The last image he had of his boy, before the undertaker nailed the lid of his coffin shut, was of Clay’s swollen, blackened face, his thickened tongue jutting between his teeth, his neck ravaged by the noose. At least he’d gotten a decent burial. Thanks to the stranger who’d given Galen those silvers, Clay was put to rest with dignity in a cemetery not far away from the inn. He’d even have a marker for his grave: Clay Miller, beloved son of Galen and Rosaline.

There was enough coin left over from the burial, and from the sale of his old mule and cart, for Galen to keep his attic room at the Cock and Hen with its all important view of the street, as well as to purchase the bitter weed from the herbalist he chewed to calm his shakes.

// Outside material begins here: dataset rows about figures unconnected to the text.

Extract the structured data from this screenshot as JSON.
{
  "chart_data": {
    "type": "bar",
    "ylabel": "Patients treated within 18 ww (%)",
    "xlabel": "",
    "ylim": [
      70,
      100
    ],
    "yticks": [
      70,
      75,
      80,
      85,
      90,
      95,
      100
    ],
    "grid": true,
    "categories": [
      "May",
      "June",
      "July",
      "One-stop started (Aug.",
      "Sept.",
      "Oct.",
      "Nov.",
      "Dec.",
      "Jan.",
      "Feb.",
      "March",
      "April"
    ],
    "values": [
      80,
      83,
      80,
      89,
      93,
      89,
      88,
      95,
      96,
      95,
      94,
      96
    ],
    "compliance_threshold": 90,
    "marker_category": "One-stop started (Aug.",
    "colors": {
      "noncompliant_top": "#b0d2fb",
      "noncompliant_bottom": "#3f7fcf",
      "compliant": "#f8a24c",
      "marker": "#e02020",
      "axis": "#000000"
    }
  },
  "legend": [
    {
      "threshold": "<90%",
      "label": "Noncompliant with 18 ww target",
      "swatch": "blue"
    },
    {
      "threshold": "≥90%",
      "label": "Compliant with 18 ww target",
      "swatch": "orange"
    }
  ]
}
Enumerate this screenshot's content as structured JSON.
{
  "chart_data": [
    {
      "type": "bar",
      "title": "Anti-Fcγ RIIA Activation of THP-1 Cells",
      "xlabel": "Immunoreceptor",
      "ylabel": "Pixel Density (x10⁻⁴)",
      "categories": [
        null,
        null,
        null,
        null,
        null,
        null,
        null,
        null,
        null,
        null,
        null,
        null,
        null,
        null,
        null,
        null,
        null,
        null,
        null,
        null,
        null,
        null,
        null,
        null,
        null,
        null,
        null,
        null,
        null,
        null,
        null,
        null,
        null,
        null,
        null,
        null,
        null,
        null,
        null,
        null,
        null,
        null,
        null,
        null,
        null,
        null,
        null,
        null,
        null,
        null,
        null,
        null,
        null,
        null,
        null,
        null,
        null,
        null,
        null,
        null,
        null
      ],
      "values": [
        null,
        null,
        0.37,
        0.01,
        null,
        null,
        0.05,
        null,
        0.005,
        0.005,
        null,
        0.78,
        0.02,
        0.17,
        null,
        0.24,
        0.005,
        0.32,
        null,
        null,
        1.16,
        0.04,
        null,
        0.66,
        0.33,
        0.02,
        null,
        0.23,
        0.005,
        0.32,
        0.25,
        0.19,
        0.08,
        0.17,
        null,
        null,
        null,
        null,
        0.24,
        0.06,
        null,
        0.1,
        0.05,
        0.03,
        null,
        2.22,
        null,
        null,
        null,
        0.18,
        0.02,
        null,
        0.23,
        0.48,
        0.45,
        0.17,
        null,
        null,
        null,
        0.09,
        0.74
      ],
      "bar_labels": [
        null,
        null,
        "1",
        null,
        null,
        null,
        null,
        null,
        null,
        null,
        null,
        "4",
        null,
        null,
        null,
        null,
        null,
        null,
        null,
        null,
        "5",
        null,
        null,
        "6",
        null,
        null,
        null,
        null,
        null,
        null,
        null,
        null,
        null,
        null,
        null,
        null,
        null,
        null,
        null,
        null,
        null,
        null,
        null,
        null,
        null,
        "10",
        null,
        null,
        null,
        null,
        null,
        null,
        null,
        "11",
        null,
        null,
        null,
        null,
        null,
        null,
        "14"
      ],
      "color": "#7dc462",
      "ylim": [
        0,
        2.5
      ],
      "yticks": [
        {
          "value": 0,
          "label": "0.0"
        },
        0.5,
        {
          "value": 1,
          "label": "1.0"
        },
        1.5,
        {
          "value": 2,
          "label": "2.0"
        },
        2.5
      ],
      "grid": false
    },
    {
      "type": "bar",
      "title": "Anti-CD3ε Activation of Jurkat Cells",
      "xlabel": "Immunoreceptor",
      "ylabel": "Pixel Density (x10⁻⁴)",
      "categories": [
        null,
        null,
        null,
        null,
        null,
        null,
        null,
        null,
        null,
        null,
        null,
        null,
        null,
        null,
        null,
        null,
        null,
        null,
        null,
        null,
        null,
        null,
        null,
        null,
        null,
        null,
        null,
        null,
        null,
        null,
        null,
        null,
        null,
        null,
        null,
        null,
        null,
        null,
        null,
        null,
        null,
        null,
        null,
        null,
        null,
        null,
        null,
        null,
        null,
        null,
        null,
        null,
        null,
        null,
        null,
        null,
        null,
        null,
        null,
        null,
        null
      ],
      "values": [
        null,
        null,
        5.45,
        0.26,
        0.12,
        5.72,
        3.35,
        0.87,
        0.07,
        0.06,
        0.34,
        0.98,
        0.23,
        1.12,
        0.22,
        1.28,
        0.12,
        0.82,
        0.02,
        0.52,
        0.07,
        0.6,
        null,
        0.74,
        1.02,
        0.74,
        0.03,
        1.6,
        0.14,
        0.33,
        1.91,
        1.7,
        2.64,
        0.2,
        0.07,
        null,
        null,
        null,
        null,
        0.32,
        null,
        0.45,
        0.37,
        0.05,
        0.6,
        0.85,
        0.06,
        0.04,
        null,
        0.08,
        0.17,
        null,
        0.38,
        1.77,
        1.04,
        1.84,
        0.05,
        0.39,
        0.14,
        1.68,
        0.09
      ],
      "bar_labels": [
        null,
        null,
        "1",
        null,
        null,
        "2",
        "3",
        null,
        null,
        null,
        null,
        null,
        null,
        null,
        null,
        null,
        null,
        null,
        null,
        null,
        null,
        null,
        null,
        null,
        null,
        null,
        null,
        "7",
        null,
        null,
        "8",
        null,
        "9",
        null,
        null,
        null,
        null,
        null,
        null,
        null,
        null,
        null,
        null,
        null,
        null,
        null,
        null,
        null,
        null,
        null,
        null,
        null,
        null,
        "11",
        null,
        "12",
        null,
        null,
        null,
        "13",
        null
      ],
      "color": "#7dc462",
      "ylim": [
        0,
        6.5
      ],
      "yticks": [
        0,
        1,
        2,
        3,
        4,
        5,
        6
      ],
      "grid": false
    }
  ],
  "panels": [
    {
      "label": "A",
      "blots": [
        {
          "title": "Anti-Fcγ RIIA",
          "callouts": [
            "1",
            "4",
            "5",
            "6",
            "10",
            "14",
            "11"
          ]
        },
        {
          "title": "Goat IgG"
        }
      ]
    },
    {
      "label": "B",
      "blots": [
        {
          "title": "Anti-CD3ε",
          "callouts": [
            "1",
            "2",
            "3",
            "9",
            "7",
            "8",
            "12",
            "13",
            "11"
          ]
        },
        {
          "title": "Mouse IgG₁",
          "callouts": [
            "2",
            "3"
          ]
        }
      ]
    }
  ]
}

Sometimes the weed, however, gave him waking nightmares of seeing his boy dangling from the noose—not the adult man, but the tow-headed boy of about ten—his legs kicking, his body swaying, his struggles answered only by the jeers of the mob assembled to see him die. In these hallucinations, Clay struggled till he moved no more, the rope creaking on the gallows from his dead weight.

Just the memory of the visions set Galen off into choking sobs. “My boy, my boy ...” Morning bells chimed in the distance, a bright counterpoint to the shroud of darkness that perpetually lay upon him.

His only comfort was his longbow and arrows, and what he could do with them. Rightfully the bow should have been passed down to his son, but now Galen could only use it to honor him. He would maintain his vigil over the street and soon find peace.

THE MELODY OF THE WALL

“He does seem to like looking at walls.”

“You should have seen him last fall, staring at it all day long.”

Alton rolled his eyes wondering why he’d invited Dale and Estral along on this excursion if all they were going to do was make fun of him the whole time. Currently he faced the wall of Tower of the Earth, companion to Tower of the Heavens and the eight others that were part of the D’Yer Wall. He’d made contact with all the mages who, like Merdigen, existed in the towers, except for Haurris, who was responsible for Tower of the Earth. Even the other mages could not reach him, and though Alton tried, he could not gain entrance to the tower either. Merdigen said they’d have to assume the worst about Haurris.

What would be “the worst” for a noncorporeal projection of someone who lived a thousand years ago? Not existing at all, he supposed. He shrugged, for such questions entered a realm of philosophy he was in no mood to pursue at the moment.

He pressed his hand against the wall, feeling the cold, nubbly texture of the granite beneath his palm. The guardians of the wall sang their normal song and did not show any resistance to him, or any alarm for whatever was wrong with the tower, yet he could not enter. Dale had tried with similar results.